Brunson, 918 F2d 1524, 1526 (A) (11th Cir. 1990) (“A trial judge has considerable
discretion to determine whether a prior statement is inconsistent with a witness’ trial
testimony. We will not disturb such a ruling on appeal absent an abuse of that
discretion.”).
Given our holding, we do not address Martinez-Gaspar’s argument that the trial
court erred by finding that the evidence’s “probative value [was] substantially
outweighed by the danger of unfair prejudice, confusion of the issues, or misleading
the jury . . . .” OCGA § 24-4-403.
3. Police report
Martinez-Gaspar argues that the trial court erred by refusing to admit a police
report, because the report falls into exceptions to the hearsay rule. He argues that he
attempted to introduce the report to impeach the victim and to show inconsistencies
in her descriptions of the incident. We hold that Martinez-Gaspar has not
demonstrated harmful error.
8 First, we note that there is no report in our appellate record. Generally, we
“cannot determine the propriety of the trial court’s ruling without a proffer of the
excluded evidence. Because [Martinez-Gaspar] never proffered the excluded police
report[ ] at trial and the police report[ is] not in the appellate record, we presume that
the trial court’s evidentiary ruling was correct.” Elsayed v. Bakayoko, 359 Ga. App.
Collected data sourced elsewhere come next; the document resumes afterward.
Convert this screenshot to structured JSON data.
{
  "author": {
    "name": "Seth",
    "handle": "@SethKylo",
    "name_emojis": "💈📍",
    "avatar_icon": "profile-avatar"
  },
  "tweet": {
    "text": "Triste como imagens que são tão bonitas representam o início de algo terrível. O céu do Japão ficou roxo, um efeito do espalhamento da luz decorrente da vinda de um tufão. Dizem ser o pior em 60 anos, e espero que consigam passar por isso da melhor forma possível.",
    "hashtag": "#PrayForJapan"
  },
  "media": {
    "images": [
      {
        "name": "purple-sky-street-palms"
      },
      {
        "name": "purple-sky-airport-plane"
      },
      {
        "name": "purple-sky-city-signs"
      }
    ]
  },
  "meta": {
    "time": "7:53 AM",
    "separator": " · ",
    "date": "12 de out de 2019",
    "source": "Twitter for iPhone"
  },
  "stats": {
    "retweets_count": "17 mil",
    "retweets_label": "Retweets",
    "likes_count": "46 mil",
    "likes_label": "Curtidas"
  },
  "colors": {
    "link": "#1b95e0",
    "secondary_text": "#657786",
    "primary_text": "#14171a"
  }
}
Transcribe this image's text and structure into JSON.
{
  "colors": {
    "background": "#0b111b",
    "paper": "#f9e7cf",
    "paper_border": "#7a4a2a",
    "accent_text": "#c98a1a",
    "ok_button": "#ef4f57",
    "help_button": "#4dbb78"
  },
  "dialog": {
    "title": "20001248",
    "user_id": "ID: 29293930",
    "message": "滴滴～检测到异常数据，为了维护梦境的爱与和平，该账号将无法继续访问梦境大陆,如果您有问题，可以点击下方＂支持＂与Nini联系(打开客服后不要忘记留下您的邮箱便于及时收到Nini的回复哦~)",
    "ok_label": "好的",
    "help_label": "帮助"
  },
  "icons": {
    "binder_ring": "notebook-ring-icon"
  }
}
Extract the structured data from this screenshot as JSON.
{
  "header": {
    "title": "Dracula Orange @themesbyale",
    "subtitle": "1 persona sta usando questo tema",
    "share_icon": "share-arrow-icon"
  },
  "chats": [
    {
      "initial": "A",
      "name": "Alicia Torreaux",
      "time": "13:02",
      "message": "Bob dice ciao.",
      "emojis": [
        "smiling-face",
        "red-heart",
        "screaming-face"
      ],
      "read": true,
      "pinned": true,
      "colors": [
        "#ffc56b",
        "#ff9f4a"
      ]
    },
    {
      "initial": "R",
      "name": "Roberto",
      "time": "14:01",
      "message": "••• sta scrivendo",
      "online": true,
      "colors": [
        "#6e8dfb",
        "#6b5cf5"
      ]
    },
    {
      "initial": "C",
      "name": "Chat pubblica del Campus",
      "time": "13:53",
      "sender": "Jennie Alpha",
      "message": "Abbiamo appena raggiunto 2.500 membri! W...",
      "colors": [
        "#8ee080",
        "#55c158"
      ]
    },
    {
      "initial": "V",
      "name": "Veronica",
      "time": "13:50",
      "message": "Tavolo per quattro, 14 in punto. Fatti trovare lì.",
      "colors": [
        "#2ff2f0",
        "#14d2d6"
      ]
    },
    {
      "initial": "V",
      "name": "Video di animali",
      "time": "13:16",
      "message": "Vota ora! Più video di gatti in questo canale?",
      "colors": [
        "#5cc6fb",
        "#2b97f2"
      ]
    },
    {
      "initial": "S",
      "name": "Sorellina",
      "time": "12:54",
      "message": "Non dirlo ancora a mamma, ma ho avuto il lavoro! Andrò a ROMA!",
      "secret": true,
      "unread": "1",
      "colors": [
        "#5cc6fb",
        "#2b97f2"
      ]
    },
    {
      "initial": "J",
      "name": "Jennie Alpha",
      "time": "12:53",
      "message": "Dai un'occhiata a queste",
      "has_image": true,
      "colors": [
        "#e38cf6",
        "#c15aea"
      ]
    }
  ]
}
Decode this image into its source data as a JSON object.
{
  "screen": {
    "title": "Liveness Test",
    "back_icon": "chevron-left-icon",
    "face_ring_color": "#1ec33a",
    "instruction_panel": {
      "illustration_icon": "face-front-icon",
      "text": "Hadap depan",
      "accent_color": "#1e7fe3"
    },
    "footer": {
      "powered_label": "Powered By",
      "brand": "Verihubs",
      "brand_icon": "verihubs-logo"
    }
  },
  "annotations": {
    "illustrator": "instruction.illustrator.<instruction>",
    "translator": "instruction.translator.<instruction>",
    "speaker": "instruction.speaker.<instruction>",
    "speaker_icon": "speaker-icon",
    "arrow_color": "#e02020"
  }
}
282, 288 (4) (857 SE2d 270) (2021) (citation and punctuation omitted). See also
Durrence v. State, 307 Ga. App. 817, 821 (2) (706 SE2d 180) (2011) (“This court
cannot determine the propriety of the trial court’s ruling without a proffer of the
excluded evidence or testimony.”) (citation and punctuation omitted).
Further, “[w]e will reverse a conviction for a trial court’s evidentiary error only
if it was harmful.” Sinkfield v. State, 318 Ga. 531, 545 (6) (899 SE2d 103) (2024).
Here, the victim was examined and cross-examined about the inconsistencies in her
statements to police and her trial testimony. So we cannot say that any error in
refusing to admit the police report was harmful, particularly when the police report
is not in the record.
Judgment affirmed. Hodges and Pipkin, JJ., concur.